Israeli Defense Minister Ehud Barak says the uprisings sweeping the Middle East pose dangers for Israel, but also opportunities for peace.
Interviewed on Israel Radio, Barak said Syria is signaling that it might be willing to resume peace talks, and if so, he said it will find a ready partner on the Israeli side.
Negotiations between Israel and Syria collapsed in 2000 over the extent of an Israeli withdrawal from the Golan Heights. Israel captured the strategic plateau from Syria during the war of 1967.
Barak also played down statements by Israeli Prime Minister Benjamin Netanyahu, who has warned that Islamic militants could use the changing situation in Egypt to take control. Some in Israel are concerned If that happens, Egypt might annul the 32-year-old peace treaty with Israel.
Barak said while that is a danger, the revolt that ousted Egypt's President Hosni Mubarak does not pose an immediate threat to Israel.

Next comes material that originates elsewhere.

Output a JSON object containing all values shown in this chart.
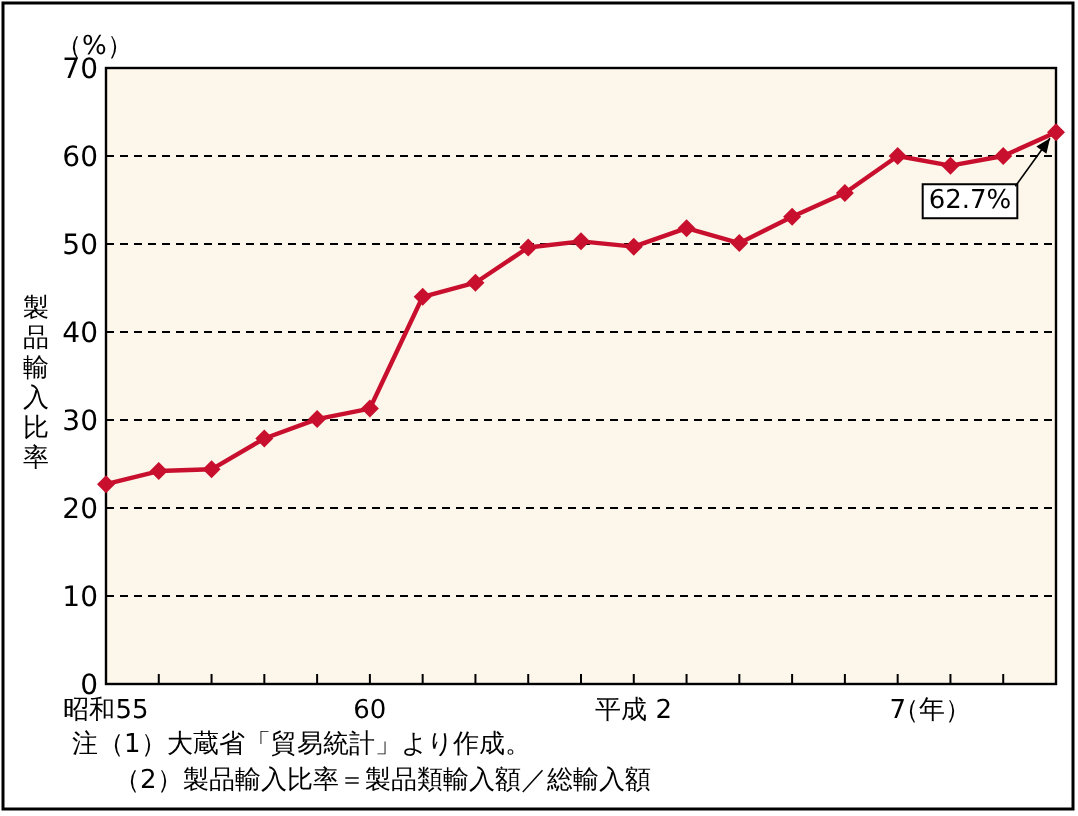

"I see no Khomeini-style movement in Egypt," he said, referring to the Ayatollah Khomeini, who led Iran's Islamic Revolution of 1979. Barak said Egypt appears to be heading on the path of democratic reforms, and the army, which has the respect of the people, wants to preserve the peace treaty with Israel.
At the same time, the defense minister said Israel is in what he calls "a bad neighborhood."
Barak said the Middle East is a violent, unstable region where there is no mercy on the weak.
He said Israel must remain the strongest nation in the Middle East militarily because, as he put it, "Those who are unable to defend themselves will not be given a second chance."
Some information for this report was provided by AP, AFP and Reuters.